Dalam UU tersebut, kebebasan berpendapat yang dimaksud adalah yang berada di wilayah fisik, seperti, mimbar bebas, rapat umum, dan pawai, sedangkan kebebasan berbicara di internet tidak termaktub sebagai model kebebasan yang harus dilindungi sebagaimana yang tercantum dalam pasal ini. Inilah yang di kemudian hari menjadi masalah serius.

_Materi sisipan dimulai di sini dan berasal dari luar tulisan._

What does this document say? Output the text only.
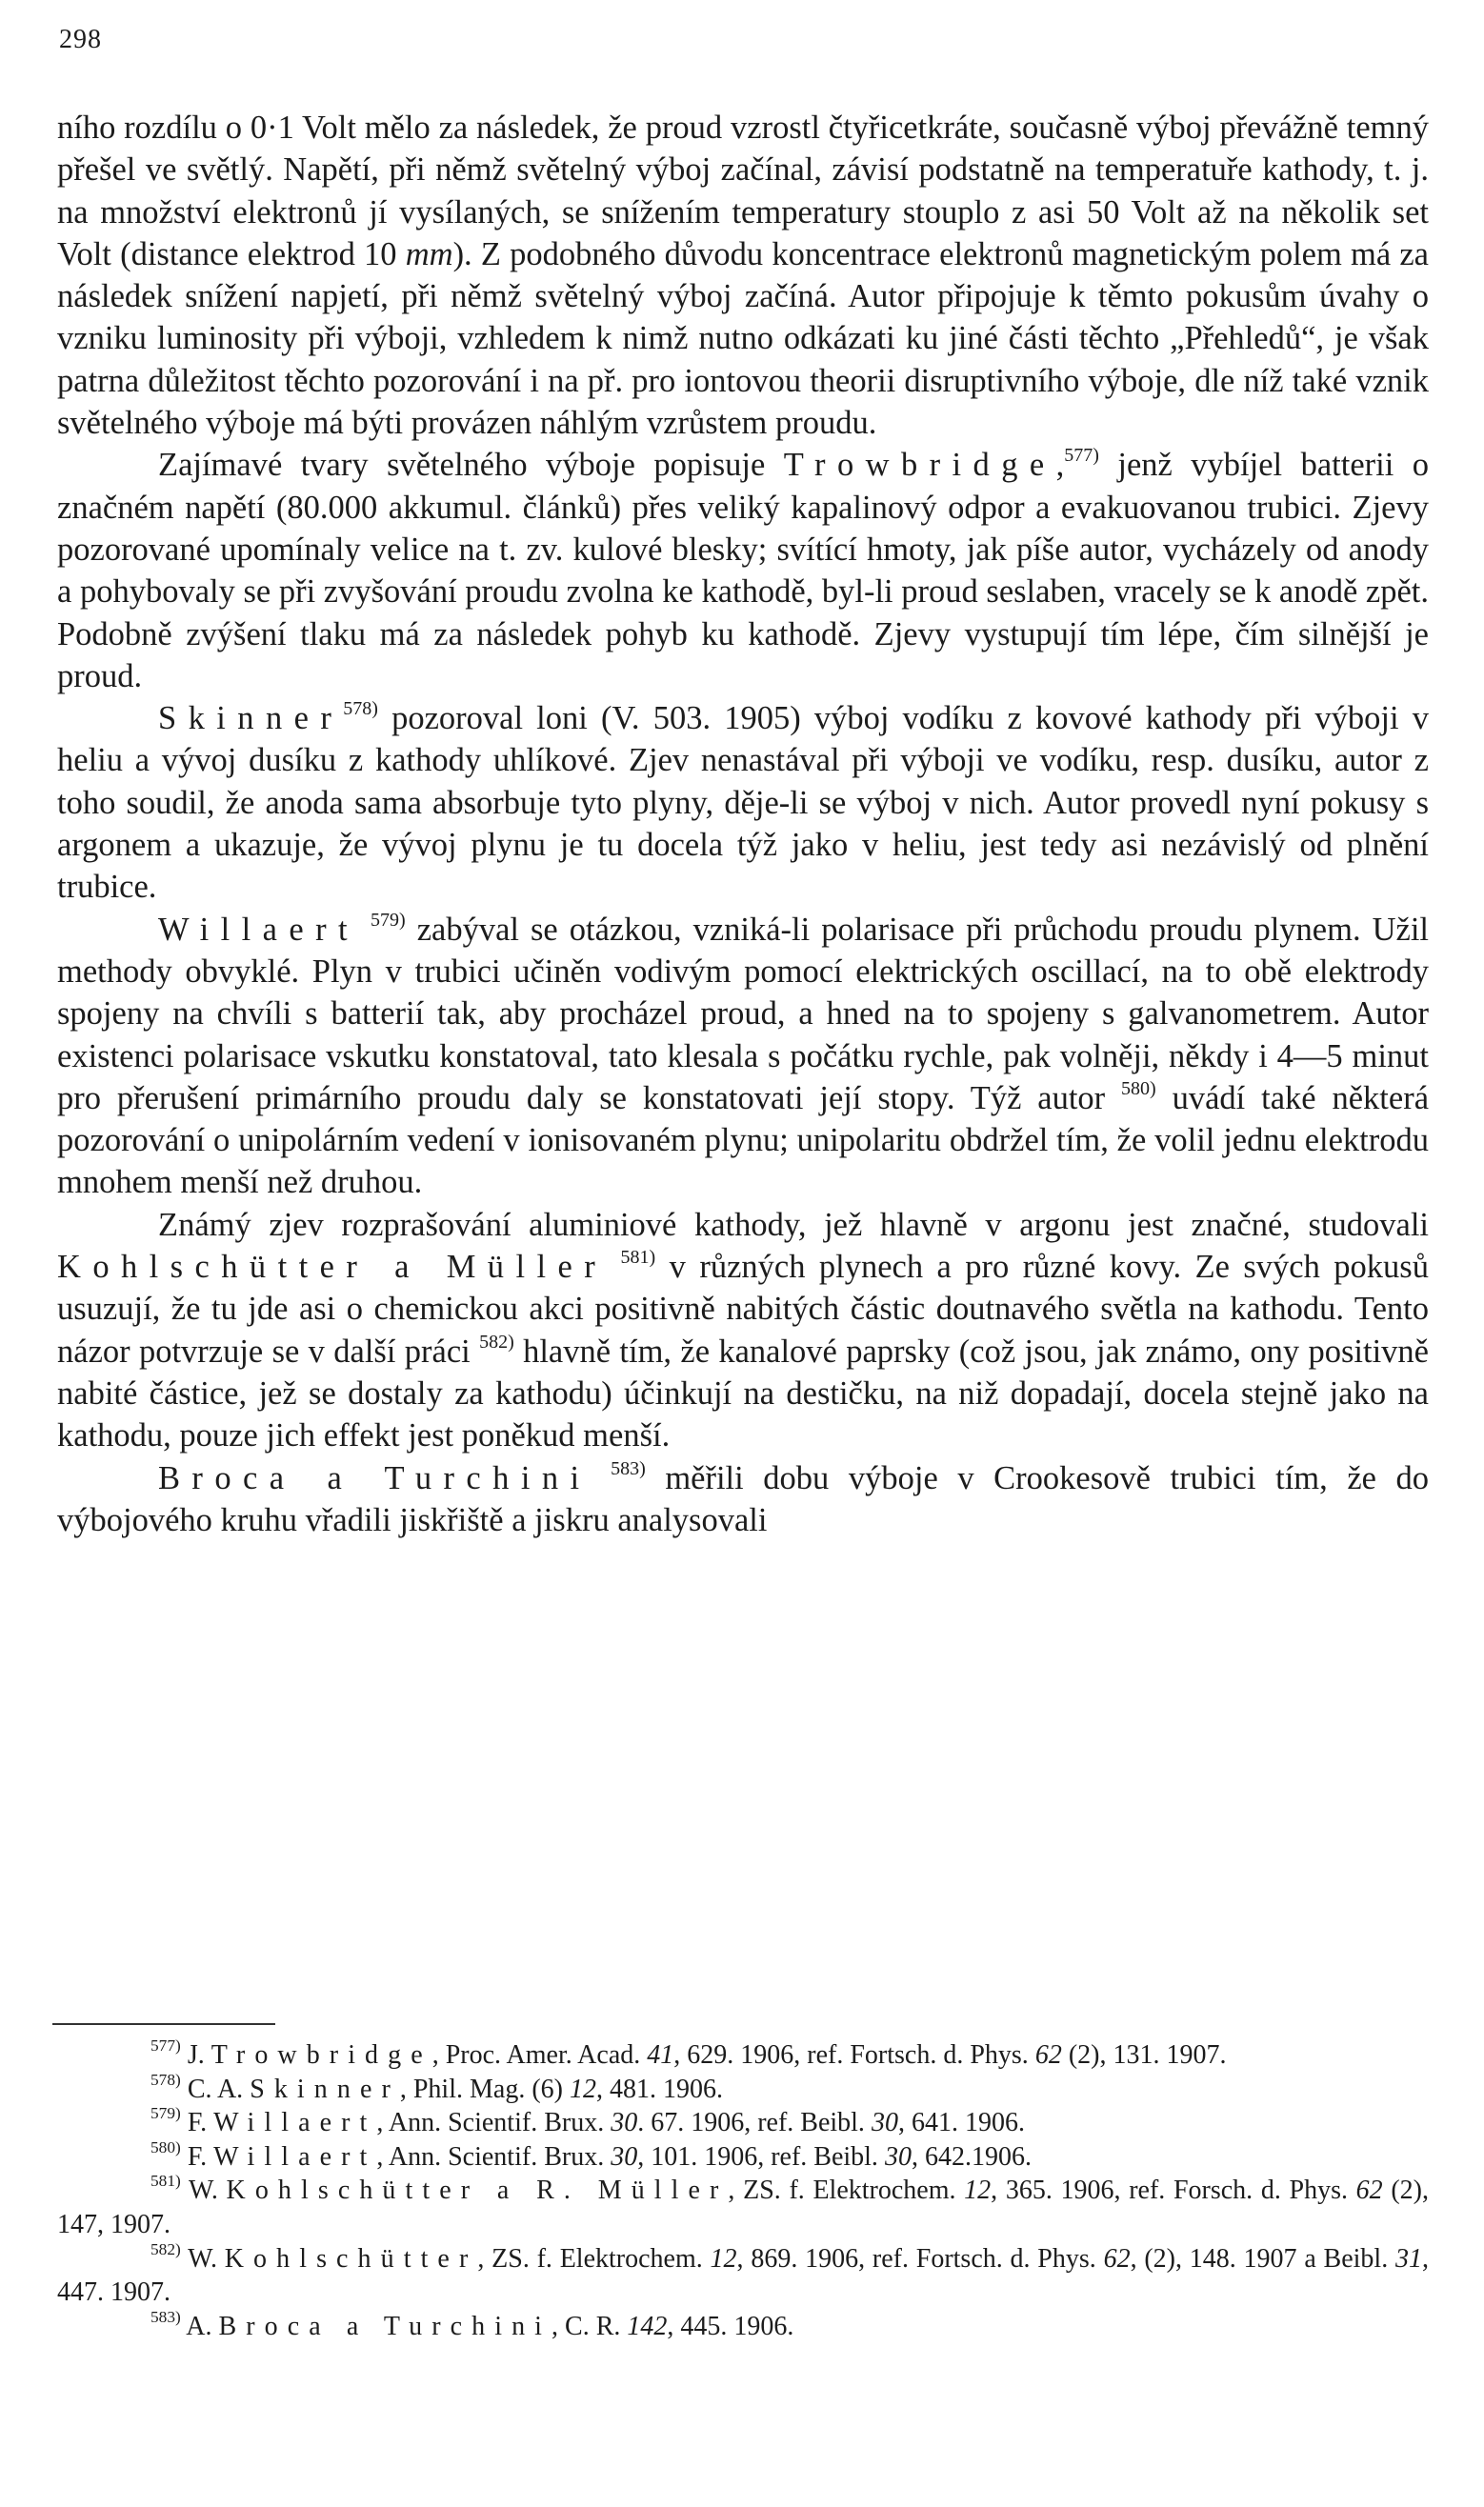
298

ního rozdílu o 0·1 Volt mělo za následek, že proud vzrostl čtyřicetkráte, současně výboj převážně temný přešel ve světlý. Napětí, při němž světelný výboj začínal, závisí podstatně na temperatuře kathody, t. j. na množství elektronů jí vysílaných, se snížením temperatury stouplo z asi 50 Volt až na několik set Volt (distance elektrod 10 mm). Z podobného důvodu koncentrace elektronů magnetickým polem má za následek snížení napjetí, při němž světelný výboj začíná. Autor připojuje k těmto pokusům úvahy o vzniku luminosity při výboji, vzhledem k nimž nutno odkázati ku jiné části těchto „Přehledů“, je však patrna důležitost těchto pozorování i na př. pro iontovou theorii disruptivního výboje, dle níž také vznik světelného výboje má býti provázen náhlým vzrůstem proudu.

Zajímavé tvary světelného výboje popisuje Trowbridge,$^{577)}$ jenž vybíjel batterii o značném napětí (80.000 akkumul. článků) přes veliký kapalinový odpor a evakuovanou trubici. Zjevy pozorované upomínaly velice na t. zv. kulové blesky; svítící hmoty, jak píše autor, vycházely od anody a pohybovaly se při zvyšování proudu zvolna ke kathodě, byl-li proud seslaben, vracely se k anodě zpět. Podobně zvýšení tlaku má za následek pohyb ku kathodě. Zjevy vystupují tím lépe, čím silnější je proud.

Skinner$^{578)}$ pozoroval loni (V. 503. 1905) výboj vodíku z kovové kathody při výboji v heliu a vývoj dusíku z kathody uhlíkové. Zjev nenastával při výboji ve vodíku, resp. dusíku, autor z toho soudil, že anoda sama absorbuje tyto plyny, děje-li se výboj v nich. Autor provedl nyní pokusy s argonem a ukazuje, že vývoj plynu je tu docela týž jako v heliu, jest tedy asi nezávislý od plnění trubice.

Willaert $^{579)}$ zabýval se otázkou, vzniká-li polarisace při průchodu proudu plynem. Užil methody obvyklé. Plyn v trubici učiněn vodivým pomocí elektrických oscillací, na to obě elektrody spojeny na chvíli s batterií tak, aby procházel proud, a hned na to spojeny s galvanometrem. Autor existenci polarisace vskutku konstatoval, tato klesala s počátku rychle, pak volněji, někdy i 4—5 minut pro přerušení primárního proudu daly se konstatovati její stopy. Týž autor $^{580)}$ uvádí také některá pozorování o unipolárním vedení v ionisovaném plynu; unipolaritu obdržel tím, že volil jednu elektrodu mnohem menší než druhou.

Známý zjev rozprašování aluminiové kathody, jež hlavně v argonu jest značné, studovali Kohlschütter a Müller $^{581)}$ v různých plynech a pro různé kovy. Ze svých pokusů usuzují, že tu jde asi o chemickou akci positivně nabitých částic doutnavého světla na kathodu. Tento názor potvrzuje se v další práci $^{582)}$ hlavně tím, že kanalové paprsky (což jsou, jak známo, ony positivně nabité částice, jež se dostaly za kathodu) účinkují na destičku, na niž dopadají, docela stejně jako na kathodu, pouze jich effekt jest poněkud menší.

Broca a Turchini $^{583)}$ měřili dobu výboje v Crookesově trubici tím, že do výbojového kruhu vřadili jiskřiště a jiskru analysovali

$^{577)}$ J. Trowbridge, Proc. Amer. Acad. 41, 629. 1906, ref. Fortsch. d. Phys. 62 (2), 131. 1907.

$^{578)}$ C. A. Skinner, Phil. Mag. (6) 12, 481. 1906.

$^{579)}$ F. Willaert, Ann. Scientif. Brux. 30. 67. 1906, ref. Beibl. 30, 641. 1906.

$^{580)}$ F. Willaert, Ann. Scientif. Brux. 30, 101. 1906, ref. Beibl. 30, 642.1906.

$^{581)}$ W. Kohlschütter a R. Müller, ZS. f. Elektrochem. 12, 365. 1906, ref. Forsch. d. Phys. 62 (2), 147, 1907.

$^{582)}$ W. Kohlschütter, ZS. f. Elektrochem. 12, 869. 1906, ref. Fortsch. d. Phys. 62, (2), 148. 1907 a Beibl. 31, 447. 1907.

$^{583)}$ A. Broca a Turchini, C. R. 142, 445. 1906.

Rifqi mengatakan, angka pengguna internet pasti meningkat tiap tahun. Melihat fenomena kriminalisasi yang menyasar model-model penyampaian pendapat secara daring, menurut Rifqi menjadi bukti betapa pentingnya pemerintah melakukan perbaikan pada beberapa pasal yang ada di dalam UU 9 Tahun 1998 tersebut.
Laporan yang dikeluarkan oleh beberapa organisasi seperti SAFENet dan LBH Pers secara terang menunjukkan adanya tren pemidanaan yang menyasar kelompok kritis di tengah masyarakat. Karenanya, perubahan pada UU 9/1998 akan menjadi elemen komplementer pada upaya perbaikan iklim demokrasi, khususnya soal penyampaian pendapat di Indonesia.
Selain menjelaskan pentingnya perlindungan kebebasan berbicara di internet, Rifqi juga menjelaskan pentingnya perlindungan data pribadi para pengguna internet. Sebab, masalah kebebasan berbicara dan identitas pribadi adalah sektor privat yang sudah seharusnya mendapatkan jaminan keamanan oleh negara.
Di beberapa negara menurut Rifqi, masalah data pribadi ini justru sering diselewengkan dan disalahgunakan oleh negara dengan dalih keamanan seperti di Myanmar, Uganda, dan China. Sedangkan di beberapa negara lainnya, para politisi kerap menggunakan data pribadi untuk kepentingan politik mereka, seperti di pemilu Presiden Amerika Serikat contohnya.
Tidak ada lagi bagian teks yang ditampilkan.